AUTHOR BIO: Eric Barton is editor of The Adventurist and a freelance journalist who has reviewed restaurants for more than two decades. Email him here.
The new Miami Beach restaurant Leonardo leans hard into old-world references: deep green walls, antique mirrors, warm wood, chandeliers, da Vinci references. But the larger pitch is ceremony, a little glamour, and the notion that dinner should feel like an event.
That part makes sense for Miami Beach, where restaurants are forever chasing atmosphere. Leonardo founder and co-owner Igor Dze built the place around the kind of Italian meal that stretches, with courses arriving deliberately and the room gaining momentum as the meal moves along. Later in the night, live music and cabaret performers come in, and the whole thing shifts from dinner toward supperclub.

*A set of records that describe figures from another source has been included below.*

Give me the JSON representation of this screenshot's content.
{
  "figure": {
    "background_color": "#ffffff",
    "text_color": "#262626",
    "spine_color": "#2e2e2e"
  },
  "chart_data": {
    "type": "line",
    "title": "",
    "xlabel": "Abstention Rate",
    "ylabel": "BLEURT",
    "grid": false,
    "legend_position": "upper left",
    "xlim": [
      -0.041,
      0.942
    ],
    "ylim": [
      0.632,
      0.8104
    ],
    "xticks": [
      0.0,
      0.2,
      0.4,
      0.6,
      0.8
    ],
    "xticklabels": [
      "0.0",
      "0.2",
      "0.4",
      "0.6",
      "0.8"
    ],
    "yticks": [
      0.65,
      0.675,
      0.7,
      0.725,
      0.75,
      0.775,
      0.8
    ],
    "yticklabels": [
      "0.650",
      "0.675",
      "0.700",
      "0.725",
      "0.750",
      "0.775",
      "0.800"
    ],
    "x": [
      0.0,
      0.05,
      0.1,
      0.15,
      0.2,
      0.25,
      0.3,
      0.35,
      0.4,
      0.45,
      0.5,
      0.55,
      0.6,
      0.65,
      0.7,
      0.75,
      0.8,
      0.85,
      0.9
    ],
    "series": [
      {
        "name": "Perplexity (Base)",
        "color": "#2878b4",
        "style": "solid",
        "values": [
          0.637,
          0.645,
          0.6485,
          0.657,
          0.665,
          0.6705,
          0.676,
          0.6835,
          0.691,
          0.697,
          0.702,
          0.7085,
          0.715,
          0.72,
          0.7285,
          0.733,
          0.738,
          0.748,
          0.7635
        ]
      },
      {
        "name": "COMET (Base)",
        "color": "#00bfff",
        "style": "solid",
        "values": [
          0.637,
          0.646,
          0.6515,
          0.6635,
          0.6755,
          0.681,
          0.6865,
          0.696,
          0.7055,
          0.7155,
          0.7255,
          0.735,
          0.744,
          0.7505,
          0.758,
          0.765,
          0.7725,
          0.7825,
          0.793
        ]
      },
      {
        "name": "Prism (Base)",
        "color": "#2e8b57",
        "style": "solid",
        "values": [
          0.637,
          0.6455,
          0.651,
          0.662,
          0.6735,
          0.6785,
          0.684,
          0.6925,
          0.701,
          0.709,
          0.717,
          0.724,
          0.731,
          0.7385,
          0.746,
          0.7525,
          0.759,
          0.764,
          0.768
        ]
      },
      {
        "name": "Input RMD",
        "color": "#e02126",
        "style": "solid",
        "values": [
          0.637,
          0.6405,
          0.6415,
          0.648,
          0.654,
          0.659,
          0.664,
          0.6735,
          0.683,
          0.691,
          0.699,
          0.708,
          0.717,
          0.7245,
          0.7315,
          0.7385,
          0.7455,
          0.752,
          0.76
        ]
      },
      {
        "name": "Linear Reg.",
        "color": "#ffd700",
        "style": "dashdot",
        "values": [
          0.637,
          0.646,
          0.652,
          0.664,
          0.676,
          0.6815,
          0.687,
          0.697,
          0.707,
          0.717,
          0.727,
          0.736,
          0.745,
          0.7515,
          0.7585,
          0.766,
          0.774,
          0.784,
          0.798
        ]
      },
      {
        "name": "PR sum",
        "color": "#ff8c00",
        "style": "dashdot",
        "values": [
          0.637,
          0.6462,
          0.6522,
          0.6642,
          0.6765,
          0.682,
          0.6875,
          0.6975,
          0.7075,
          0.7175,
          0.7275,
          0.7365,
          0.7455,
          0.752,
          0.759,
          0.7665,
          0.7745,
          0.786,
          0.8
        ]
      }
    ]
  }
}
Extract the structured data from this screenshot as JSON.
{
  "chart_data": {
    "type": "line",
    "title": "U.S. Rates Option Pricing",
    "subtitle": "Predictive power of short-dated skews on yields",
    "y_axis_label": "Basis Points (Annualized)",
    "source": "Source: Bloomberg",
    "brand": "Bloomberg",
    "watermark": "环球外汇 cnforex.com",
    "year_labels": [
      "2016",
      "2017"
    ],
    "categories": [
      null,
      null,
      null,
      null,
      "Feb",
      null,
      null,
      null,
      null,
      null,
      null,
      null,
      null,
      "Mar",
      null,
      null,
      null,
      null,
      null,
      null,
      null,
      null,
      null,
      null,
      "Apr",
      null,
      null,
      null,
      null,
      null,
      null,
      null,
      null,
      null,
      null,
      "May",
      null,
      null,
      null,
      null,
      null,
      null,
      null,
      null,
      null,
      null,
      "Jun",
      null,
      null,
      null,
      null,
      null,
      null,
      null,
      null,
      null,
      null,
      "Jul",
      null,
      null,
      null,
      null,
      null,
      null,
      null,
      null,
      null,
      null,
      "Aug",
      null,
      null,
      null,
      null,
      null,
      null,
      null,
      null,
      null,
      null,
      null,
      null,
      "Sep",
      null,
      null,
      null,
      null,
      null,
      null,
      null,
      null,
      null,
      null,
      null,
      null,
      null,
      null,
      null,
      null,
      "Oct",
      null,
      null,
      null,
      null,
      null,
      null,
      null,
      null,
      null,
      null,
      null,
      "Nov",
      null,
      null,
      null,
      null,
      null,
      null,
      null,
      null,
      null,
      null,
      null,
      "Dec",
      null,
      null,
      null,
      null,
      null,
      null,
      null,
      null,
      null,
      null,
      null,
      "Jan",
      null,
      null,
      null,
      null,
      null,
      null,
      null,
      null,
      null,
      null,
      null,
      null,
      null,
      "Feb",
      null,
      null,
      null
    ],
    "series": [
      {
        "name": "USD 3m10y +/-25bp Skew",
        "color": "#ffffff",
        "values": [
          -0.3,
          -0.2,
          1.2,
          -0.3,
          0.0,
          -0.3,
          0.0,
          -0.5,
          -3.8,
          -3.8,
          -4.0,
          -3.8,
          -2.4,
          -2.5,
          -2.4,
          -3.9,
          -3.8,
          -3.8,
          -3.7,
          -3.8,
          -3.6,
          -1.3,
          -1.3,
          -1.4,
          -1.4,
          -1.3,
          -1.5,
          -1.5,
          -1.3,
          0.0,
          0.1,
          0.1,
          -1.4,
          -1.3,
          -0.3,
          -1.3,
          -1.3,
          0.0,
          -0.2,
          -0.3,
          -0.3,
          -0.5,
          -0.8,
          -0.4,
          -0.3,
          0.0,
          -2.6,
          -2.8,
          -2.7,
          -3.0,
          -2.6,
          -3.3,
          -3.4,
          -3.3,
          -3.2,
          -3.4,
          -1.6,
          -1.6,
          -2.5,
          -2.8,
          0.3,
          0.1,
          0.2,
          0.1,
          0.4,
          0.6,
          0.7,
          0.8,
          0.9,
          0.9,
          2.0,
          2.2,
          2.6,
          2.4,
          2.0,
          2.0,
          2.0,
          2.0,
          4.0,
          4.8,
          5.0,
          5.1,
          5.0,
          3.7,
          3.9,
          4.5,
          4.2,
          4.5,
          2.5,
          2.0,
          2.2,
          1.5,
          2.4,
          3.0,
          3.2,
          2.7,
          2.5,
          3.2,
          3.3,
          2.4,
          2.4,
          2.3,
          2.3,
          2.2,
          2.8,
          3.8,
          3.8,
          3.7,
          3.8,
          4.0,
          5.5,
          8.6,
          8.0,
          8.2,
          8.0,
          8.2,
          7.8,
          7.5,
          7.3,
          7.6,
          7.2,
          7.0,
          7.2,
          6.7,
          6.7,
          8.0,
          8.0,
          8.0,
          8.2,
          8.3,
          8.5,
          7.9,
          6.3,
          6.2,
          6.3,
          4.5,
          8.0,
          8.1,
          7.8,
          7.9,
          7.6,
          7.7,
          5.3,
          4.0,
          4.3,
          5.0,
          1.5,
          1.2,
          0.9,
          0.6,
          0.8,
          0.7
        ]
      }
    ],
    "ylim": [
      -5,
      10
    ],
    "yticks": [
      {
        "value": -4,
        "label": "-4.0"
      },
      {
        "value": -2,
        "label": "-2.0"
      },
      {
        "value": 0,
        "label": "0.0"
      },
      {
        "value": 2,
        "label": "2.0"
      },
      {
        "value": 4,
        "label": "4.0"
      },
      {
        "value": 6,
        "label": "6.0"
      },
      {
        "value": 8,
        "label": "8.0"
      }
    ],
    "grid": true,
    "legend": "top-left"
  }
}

Running the kitchen is chef Andrea Albanese, who brings roots in Tuscany and a fine-dining résumé. The menu includes beef carpaccio with 36-month Parmigiano Reggiano, burrata with tomato gazpacho and basil cream, tuna tartare sharpened with mango and sesame oil, and a raw bar with oysters and caviar service. The pasta section is the heart of it, from tagliatelle with slow-cooked meat ragù to spaghetti alle vongole with Manila clams and bottarga.
There’s also lots of tableside theatrics, like a whole branzino that gets flambéed tableside and the fettuccine that’s finished in a wheel of Parmesan with truffle. The steak side runs to filet mignon and New York strip, which gives the room some ballast when the tableside flames and polished cocktails start doing their part.
The drinks program includes a pancetta-washed Italian old-fashioned, a Miami Manhattan with amaro, a tomato peach negroni, spritzes, zero-proof options, and an Italian wine list built for people who know their Amarones from their Albarossas.
Leonardo is open for dinner Wednesday through Monday, then pushes later on Thursday through Saturday, when the place runs until 3 in the morning. On a stretch of Miami Beach that can be a harder sell for serious dining, Leonardo is betting that a polished room, good pasta, and some well-timed theatrics might be enough.